Man in driver’s license case detained

Judge WM. Fremming Nielsen said there is “clear and convincing evidence” that Mohammad Jahangir Miah is a “serious risk.”

Miah will endanger the safety of another person or the community, he added.

Nielsen noted that while Miah was on pretrial release for his criminal cases in Superior Court, the defendant was involved in a federal crime last May.

Miah was charged in the local trial court with theft by deception, immigration fraud, receiving stolen property.

Arrested by federal agents on Sunday afternoon last week, Miah was remanded by the judge to the custody of the U.S. Marshals Service after his detention hearing on Friday.

Miah’s wife, Tahira Dolores Miah, is a “de facto co-defendant, Assistant U.S. Attorney Kirk W. Schuler.

But she is cooperating with law enforcement, Schuler added.

Mohammad Jahangir Miah’s case was unsealed on Thursday.

Nielsen denied “at this time” the motion for bail by Miah’s court-appointed lawyer, Steven Pixley.

U.S. Immigration and Customs Enforcement resident agent in charge for Saipan office Mark D. Yamanaka said a first cooperating source placed an unrecorded phone call on May 6, 2010 to a Chinese female “known to help foreign nationals obtain CNMI driver’s license.”

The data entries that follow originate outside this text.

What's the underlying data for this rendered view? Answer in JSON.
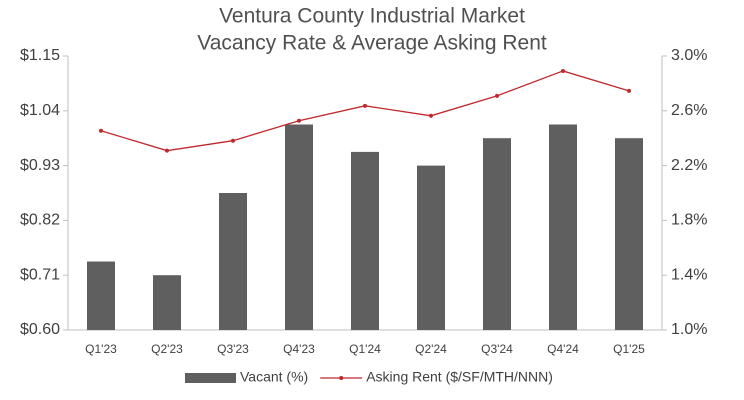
{
  "chart_data": {
    "type": "bar",
    "title": [
      "Ventura County Industrial Market",
      "Vacancy Rate & Average Asking Rent"
    ],
    "categories": [
      "Q1'23",
      "Q2'23",
      "Q3'23",
      "Q4'23",
      "Q1'24",
      "Q2'24",
      "Q3'24",
      "Q4'24",
      "Q1'25"
    ],
    "series": [
      {
        "name": "Vacant (%)",
        "type": "bar",
        "axis": "y2",
        "color": "#5f5f5f",
        "values": [
          1.5,
          1.4,
          2.0,
          2.5,
          2.3,
          2.2,
          2.4,
          2.5,
          2.4
        ]
      },
      {
        "name": "Asking Rent ($/SF/MTH/NNN)",
        "type": "line",
        "color": "#c0282d",
        "values": [
          1.0,
          0.96,
          0.98,
          1.02,
          1.05,
          1.03,
          1.07,
          1.12,
          1.08
        ]
      }
    ],
    "ylim": [
      0.6,
      1.15
    ],
    "yticks": [
      {
        "value": 0.6,
        "label": "$0.60"
      },
      {
        "value": 0.71,
        "label": "$0.71"
      },
      {
        "value": 0.82,
        "label": "$0.82"
      },
      {
        "value": 0.93,
        "label": "$0.93"
      },
      {
        "value": 1.04,
        "label": "$1.04"
      },
      {
        "value": 1.15,
        "label": "$1.15"
      }
    ],
    "y2lim": [
      1.0,
      3.0
    ],
    "y2ticks": [
      {
        "value": 1.0,
        "label": "1.0%"
      },
      {
        "value": 1.4,
        "label": "1.4%"
      },
      {
        "value": 1.8,
        "label": "1.8%"
      },
      {
        "value": 2.2,
        "label": "2.2%"
      },
      {
        "value": 2.6,
        "label": "2.6%"
      },
      {
        "value": 3.0,
        "label": "3.0%"
      }
    ],
    "grid": false,
    "legend": "bottom"
  }
}
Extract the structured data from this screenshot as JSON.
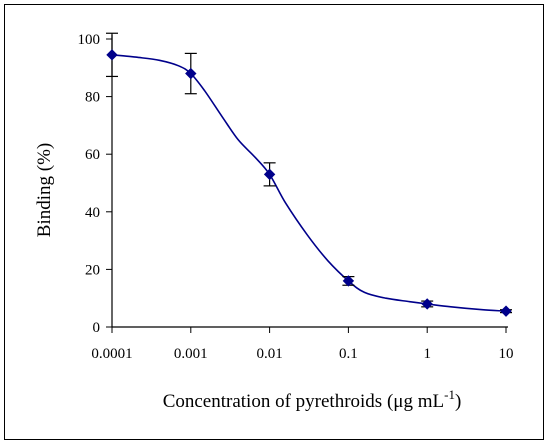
{
  "chart_data": {
    "type": "scatter",
    "xscale": "log",
    "xlabel_main": "Concentration of pyrethroids (μg mL",
    "xlabel_sup": "-1",
    "xlabel_end": ")",
    "ylabel": "Binding (%)",
    "xlim": [
      0.0001,
      10
    ],
    "ylim": [
      0,
      100
    ],
    "xticks": [
      {
        "value": 0.0001,
        "label": "0.0001"
      },
      {
        "value": 0.001,
        "label": "0.001"
      },
      {
        "value": 0.01,
        "label": "0.01"
      },
      {
        "value": 0.1,
        "label": "0.1"
      },
      {
        "value": 1,
        "label": "1"
      },
      {
        "value": 10,
        "label": "10"
      }
    ],
    "yticks": [
      {
        "value": 0,
        "label": "0"
      },
      {
        "value": 20,
        "label": "20"
      },
      {
        "value": 40,
        "label": "40"
      },
      {
        "value": 60,
        "label": "60"
      },
      {
        "value": 80,
        "label": "80"
      },
      {
        "value": 100,
        "label": "100"
      }
    ],
    "grid": false,
    "series": [
      {
        "color": "#00008b",
        "marker": "diamond",
        "points": [
          {
            "x": 0.0001,
            "y": 94.5,
            "err": 7.5
          },
          {
            "x": 0.001,
            "y": 88,
            "err": 7
          },
          {
            "x": 0.01,
            "y": 53,
            "err": 4
          },
          {
            "x": 0.1,
            "y": 16,
            "err": 1.5
          },
          {
            "x": 1,
            "y": 8,
            "err": 1
          },
          {
            "x": 10,
            "y": 5.5,
            "err": 0.5
          }
        ],
        "fit_curve": [
          {
            "x": 0.0001,
            "y": 94.5
          },
          {
            "x": 0.0002,
            "y": 93.7
          },
          {
            "x": 0.0004,
            "y": 92.6
          },
          {
            "x": 0.0007,
            "y": 90.7
          },
          {
            "x": 0.001,
            "y": 88
          },
          {
            "x": 0.0015,
            "y": 82
          },
          {
            "x": 0.0025,
            "y": 73
          },
          {
            "x": 0.004,
            "y": 65
          },
          {
            "x": 0.0065,
            "y": 59
          },
          {
            "x": 0.01,
            "y": 53
          },
          {
            "x": 0.016,
            "y": 43
          },
          {
            "x": 0.03,
            "y": 32
          },
          {
            "x": 0.055,
            "y": 23
          },
          {
            "x": 0.1,
            "y": 16
          },
          {
            "x": 0.16,
            "y": 12
          },
          {
            "x": 0.3,
            "y": 10
          },
          {
            "x": 0.6,
            "y": 8.8
          },
          {
            "x": 1,
            "y": 8
          },
          {
            "x": 2,
            "y": 7
          },
          {
            "x": 5,
            "y": 6
          },
          {
            "x": 10,
            "y": 5.5
          }
        ]
      }
    ]
  }
}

On May 14, 2010, series of recorded phone calls were made to the same Chinese female who told the first cooperating source that the “phone line to the CNMI Bureau of Motor Vehicles was busy.”

According to the prosecution, it was the first cooperating source who introduced the second cooperating source to the Chinese female and received $50 from the Chinese female after the second cooperating source obtained a CNMI driver’s license.

The second cooperating source paid $400 to the Chinese female for the driver’s license, the prosecution added.

Miah facilitated the release of the driver’s license, the prosecution said.